A moment later, her breath returned to normal, but her shoulders slumped. “It's still there. Coiled like a worm in an apple.” Her lips twisted in disgust. “But somebody bottled it up. Eithan?”
“Eithan.”
Another explosion in the back of the mountain led to a rising column of smoke. “Let's go. We should be ready to leave when he wins.”
Another bloodspawn poked its head up the cliff, and Fisher Gesha threw a web of purple light at it. It was jerked down the side of the mountain as though she'd tied a weight to its ankles.
Carefully, Cassias stepped up to the edge of the cliff and glanced down. Almost instantly, he staggered back.
“We have to leave. Right now.”
He marched back toward the entrance into the mountain, though every second or third step he swayed as though he stood on the deck of a ship.
Yerin and Gesha followed him, but a strange curiosity took hold of Lindon. He walked to the edge and peered down.
Dozens—perhaps hundreds—of bloodspawn were stuck to the side of the mountain. Some of them looked like gnarled trees, others like clouds of gas, and still others like a mass of jagged crystals. Most of them weren't moving quickly, but they all crept up the side of the mountain.
But beneath them, covering the hills, was an ocean of writhing red figures. Lindon couldn't begin to guess how many there were. An army.
He ran back, hurrying after the others. There were so many. So many. And if they fought, new ones would be created every time a human was injured.
They would be overwhelmed in minutes, dragged down and torn apart by monsters.

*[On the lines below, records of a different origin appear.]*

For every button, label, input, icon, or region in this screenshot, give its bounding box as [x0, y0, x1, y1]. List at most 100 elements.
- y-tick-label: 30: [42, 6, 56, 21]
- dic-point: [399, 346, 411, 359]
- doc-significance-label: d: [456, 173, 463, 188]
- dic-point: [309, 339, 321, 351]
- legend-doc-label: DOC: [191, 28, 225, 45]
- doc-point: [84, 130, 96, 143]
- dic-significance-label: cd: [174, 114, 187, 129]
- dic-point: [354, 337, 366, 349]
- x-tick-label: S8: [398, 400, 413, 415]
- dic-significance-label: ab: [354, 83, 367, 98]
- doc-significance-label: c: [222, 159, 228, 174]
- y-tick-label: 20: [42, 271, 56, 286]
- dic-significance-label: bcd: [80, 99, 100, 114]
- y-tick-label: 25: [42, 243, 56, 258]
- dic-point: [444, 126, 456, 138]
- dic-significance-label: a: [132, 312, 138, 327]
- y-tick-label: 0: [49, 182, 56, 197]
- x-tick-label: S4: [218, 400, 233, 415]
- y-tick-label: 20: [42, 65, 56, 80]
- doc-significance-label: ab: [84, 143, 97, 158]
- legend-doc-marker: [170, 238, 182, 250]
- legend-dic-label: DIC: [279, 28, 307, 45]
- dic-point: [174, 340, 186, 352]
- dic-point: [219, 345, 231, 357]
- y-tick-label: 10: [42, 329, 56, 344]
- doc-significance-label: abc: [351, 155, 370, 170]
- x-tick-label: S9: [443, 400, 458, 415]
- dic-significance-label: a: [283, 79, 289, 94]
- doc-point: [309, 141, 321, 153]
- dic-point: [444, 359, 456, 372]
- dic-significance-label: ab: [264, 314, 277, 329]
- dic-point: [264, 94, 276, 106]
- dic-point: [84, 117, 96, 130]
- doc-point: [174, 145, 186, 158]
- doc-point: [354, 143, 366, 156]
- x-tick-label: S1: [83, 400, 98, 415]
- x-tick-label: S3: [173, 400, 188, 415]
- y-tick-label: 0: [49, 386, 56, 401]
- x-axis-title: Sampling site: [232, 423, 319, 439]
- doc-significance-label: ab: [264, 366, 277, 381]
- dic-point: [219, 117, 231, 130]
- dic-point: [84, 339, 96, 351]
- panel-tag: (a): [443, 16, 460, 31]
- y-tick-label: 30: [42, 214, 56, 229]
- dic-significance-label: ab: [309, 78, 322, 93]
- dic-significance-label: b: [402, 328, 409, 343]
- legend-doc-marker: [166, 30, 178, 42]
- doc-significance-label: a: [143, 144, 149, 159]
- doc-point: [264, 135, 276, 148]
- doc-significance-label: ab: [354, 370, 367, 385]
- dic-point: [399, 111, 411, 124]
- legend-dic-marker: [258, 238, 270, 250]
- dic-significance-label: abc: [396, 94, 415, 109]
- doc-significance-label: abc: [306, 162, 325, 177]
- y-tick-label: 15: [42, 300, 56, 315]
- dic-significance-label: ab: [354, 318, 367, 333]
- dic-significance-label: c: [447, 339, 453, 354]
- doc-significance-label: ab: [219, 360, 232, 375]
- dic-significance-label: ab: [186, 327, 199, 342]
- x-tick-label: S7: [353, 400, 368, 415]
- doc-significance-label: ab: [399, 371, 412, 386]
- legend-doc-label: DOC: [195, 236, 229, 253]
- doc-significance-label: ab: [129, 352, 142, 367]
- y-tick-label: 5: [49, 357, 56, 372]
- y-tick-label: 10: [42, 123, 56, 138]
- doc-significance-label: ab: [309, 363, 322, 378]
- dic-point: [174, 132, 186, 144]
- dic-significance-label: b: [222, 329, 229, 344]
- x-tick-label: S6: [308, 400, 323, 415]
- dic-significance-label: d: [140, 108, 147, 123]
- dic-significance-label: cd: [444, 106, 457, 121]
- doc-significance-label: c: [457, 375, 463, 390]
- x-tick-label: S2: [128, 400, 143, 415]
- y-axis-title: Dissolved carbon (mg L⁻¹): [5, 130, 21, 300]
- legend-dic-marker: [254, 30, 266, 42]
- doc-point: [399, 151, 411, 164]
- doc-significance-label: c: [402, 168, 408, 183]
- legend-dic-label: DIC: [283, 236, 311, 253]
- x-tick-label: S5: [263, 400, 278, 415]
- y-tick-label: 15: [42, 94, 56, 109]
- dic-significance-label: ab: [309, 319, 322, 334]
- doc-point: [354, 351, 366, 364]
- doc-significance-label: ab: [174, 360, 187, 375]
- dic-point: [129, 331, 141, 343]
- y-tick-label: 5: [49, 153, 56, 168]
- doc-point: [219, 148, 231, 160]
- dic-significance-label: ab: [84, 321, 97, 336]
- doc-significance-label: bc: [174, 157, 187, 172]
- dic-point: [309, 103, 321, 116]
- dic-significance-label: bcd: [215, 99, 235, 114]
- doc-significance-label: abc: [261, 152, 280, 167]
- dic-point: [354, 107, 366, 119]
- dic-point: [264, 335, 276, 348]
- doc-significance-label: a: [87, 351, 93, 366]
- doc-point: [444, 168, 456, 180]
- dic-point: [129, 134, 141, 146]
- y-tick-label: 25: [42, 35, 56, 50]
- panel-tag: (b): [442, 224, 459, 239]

His exhaustion and the mental burden of losing his arm seemed to retreat in the face of a rising tide of panic.
One of the doors to the sanctuary had been blasted off its hinges. Red-stained sunlight streamed in through a hole in the ceiling.
A bloodspawn was forming right in front of them, from a tiny splatter on the wall. It was transparent as red glass, and it seemed taller and thinner than the others.
Cassias drove a spike of silver madra through it, but the bloodspawn didn't seem to mind the hole in its chest. It held its arms wide, trying to catch the Arelius in an embrace.
Lindon moved up, cycling pure madra.
His madra channels still pained him whenever he cycled, and he had to improvise a different pattern to use his technique with his left hand. He usually used his right.
But a second later, he had driven an Empty Palm into the bloodspawn's midsection.
It popped like a bubble, spraying him with liquid madra. The madra burned slightly, tingling against his skin, but it started to evaporate almost immediately. No one commented; they were all on high alert as they moved through the red-lit halls, heading for the entrance to the complex below.
So many walls had been blown out by the battles between the two Underlords that Lindon wondered about the sanctuary’s structural integrity. As he watched, a few boulders bigger than his head crumbled from a hole in the ceiling, smashing into the ground.
The wind, whistling through the walls, now sounded ominous.
After an agonizing minute or two of navigating through the fractured halls, they finally came upon a door at the end of a hall. Debris was lying against it, holding it closed, but at least they hadn't run into another bloodspawn. Lindon would count that as a success.